Find the Best Money Market for You
Whether you choose a money market fund or account largely depends on the money's purpose.
Two kinds of money market vehicles are money market mutual funds and money market deposit accounts. For those looking for a place to park cash, the difference is often a point of confusion. Banks and credit unions offer the deposit-account version, usually called a money market account, or MMDA. These accounts come without market risk and are protected by the Federal Deposit Insurance Corp. (see Are Your Bank Deposits Insured?). The mutual fund version—often called a money market fund, or just money fund—holds such short-term investments as Treasury bills and other government securities, commercial paper, and certificates of deposit. Money market funds are low-risk—but they don’t match the safety of money market accounts, and they are not FDIC-insured.

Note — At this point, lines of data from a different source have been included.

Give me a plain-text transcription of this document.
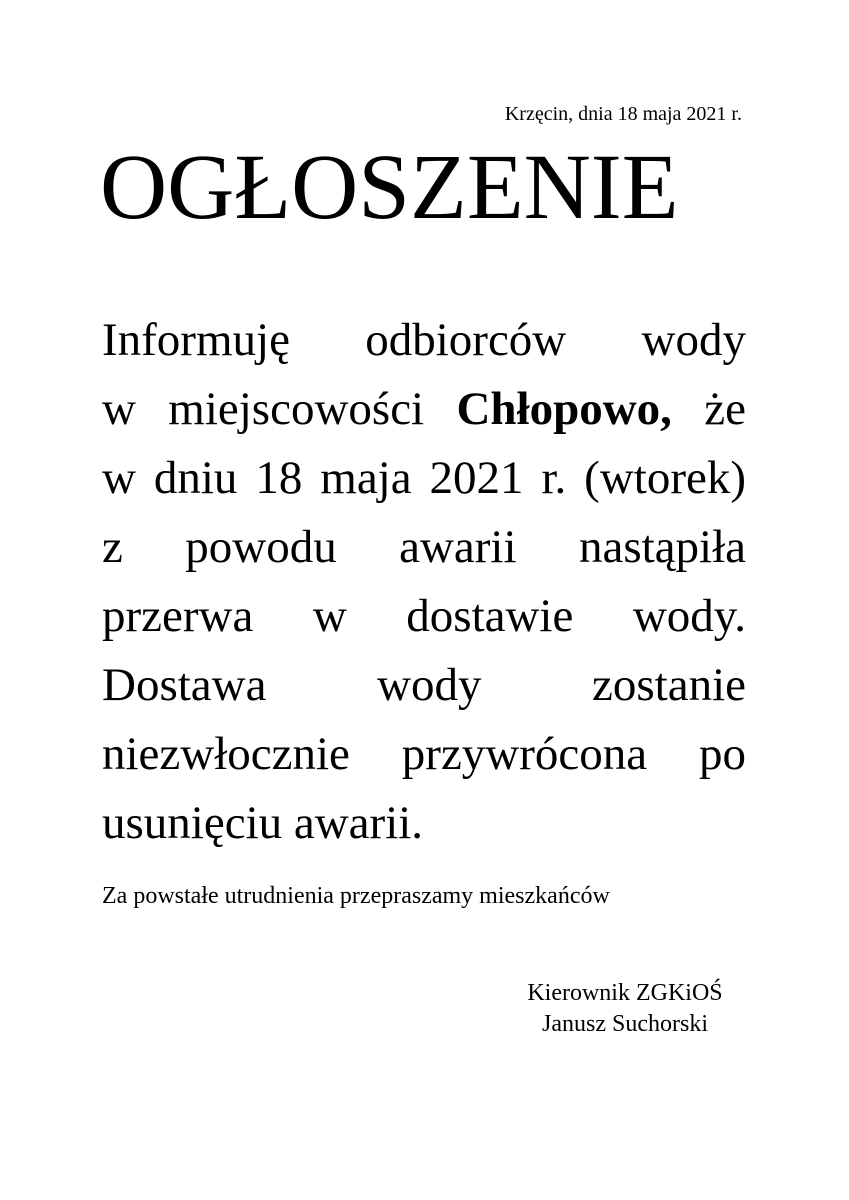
Krzęcin, dnia 18 maja 2021 r.
OGŁOSZENIE
Informuję odbiorców wody
w miejscowości Chłopowo, że
w dniu 18 maja 2021 r. (wtorek)
z powodu awarii nastąpiła
przerwa w dostawie wody.
Dostawa wody zostanie
niezwłocznie przywrócona po
usunięciu awarii.
Za powstałe utrudnienia przepraszamy mieszkańców
Kierownik ZGKiOŚ
Janusz Suchorski
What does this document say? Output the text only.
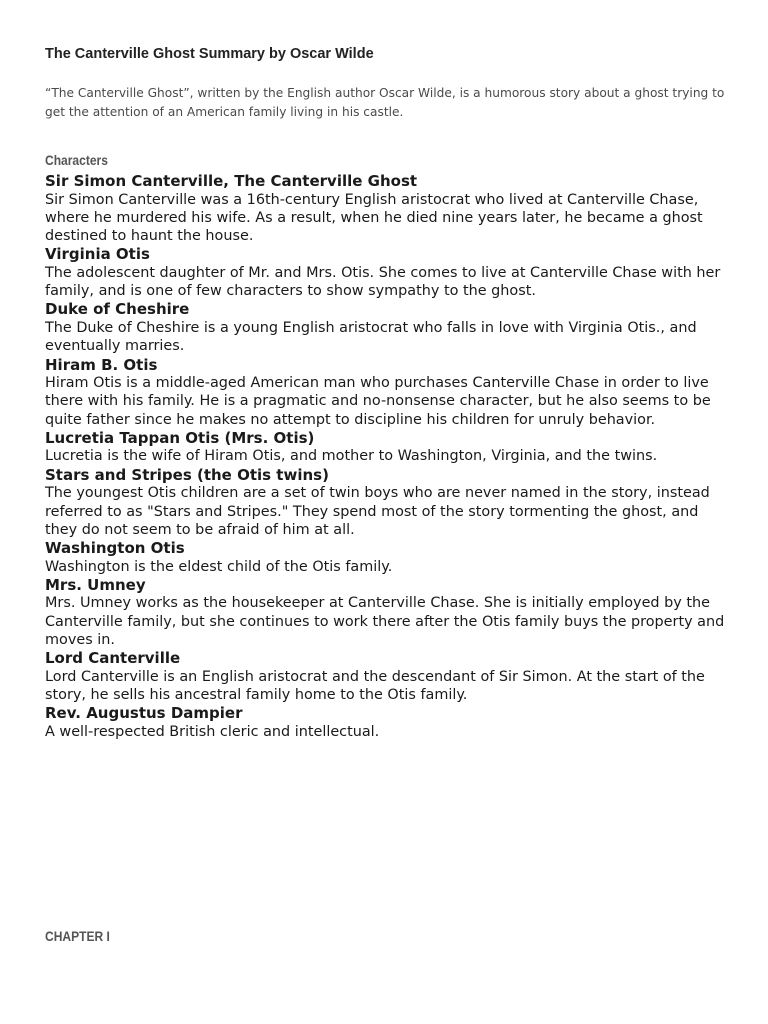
The Canterville Ghost Summary by Oscar Wilde
“The Canterville Ghost”, written by the English author Oscar Wilde, is a humorous story about a ghost trying to get the attention of an American family living in his castle.
Characters

Sir Simon Canterville, The Canterville Ghost

Sir Simon Canterville was a 16th-century English aristocrat who lived at Canterville Chase, where he murdered his wife. As a result, when he died nine years later, he became a ghost destined to haunt the house.

Virginia Otis

The adolescent daughter of Mr. and Mrs. Otis. She comes to live at Canterville Chase with her family, and is one of few characters to show sympathy to the ghost.

Duke of Cheshire

The Duke of Cheshire is a young English aristocrat who falls in love with Virginia Otis., and eventually marries.

Hiram B. Otis

Hiram Otis is a middle-aged American man who purchases Canterville Chase in order to live there with his family. He is a pragmatic and no-nonsense character, but he also seems to be quite father since he makes no attempt to discipline his children for unruly behavior.

Lucretia Tappan Otis (Mrs. Otis)

Lucretia is the wife of Hiram Otis, and mother to Washington, Virginia, and the twins.

Stars and Stripes (the Otis twins)

The youngest Otis children are a set of twin boys who are never named in the story, instead referred to as "Stars and Stripes." They spend most of the story tormenting the ghost, and they do not seem to be afraid of him at all.

Washington Otis

Washington is the eldest child of the Otis family.

Mrs. Umney

Mrs. Umney works as the housekeeper at Canterville Chase. She is initially employed by the Canterville family, but she continues to work there after the Otis family buys the property and moves in.

Lord Canterville

Lord Canterville is an English aristocrat and the descendant of Sir Simon. At the start of the story, he sells his ancestral family home to the Otis family.

Rev. Augustus Dampier

A well-respected British cleric and intellectual.

CHAPTER I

Starved for yield. The Federal Reserve lopped short-term interest rates to near zero earlier this year, and in response, money-fund yields have fallen more quickly than those of money market accounts. “Yields on bank deposits tend to lag the Fed, and that’s a benefit when rates are going down,” says Peter Crane, president of Crane Data, which tracks money market funds. As shown in the tables, you could recently get as much as 0.6% on a taxable money fund, 0.32% on a tax-free fund and about 2% on a money market account. Taxable money market funds recently had an average 30-day compound yield of 0.09%, and tax-free funds yielded 0.05%, according to iMoneyNet. Money market account yields averaged 0.09% on balances of less than $100,000, according
to the FDIC.
The decision of whether to use a money market fund or account largely boils down to the money’s purpose. For emergency savings or other cash that needs to be safe and readily accessible from your bank, a money market account makes sense. Money that you may want to quickly move into the market—say, to scoop up stocks at low prices during a dip—is often best parked in a money market fund linked to the rest of your investment portfolio.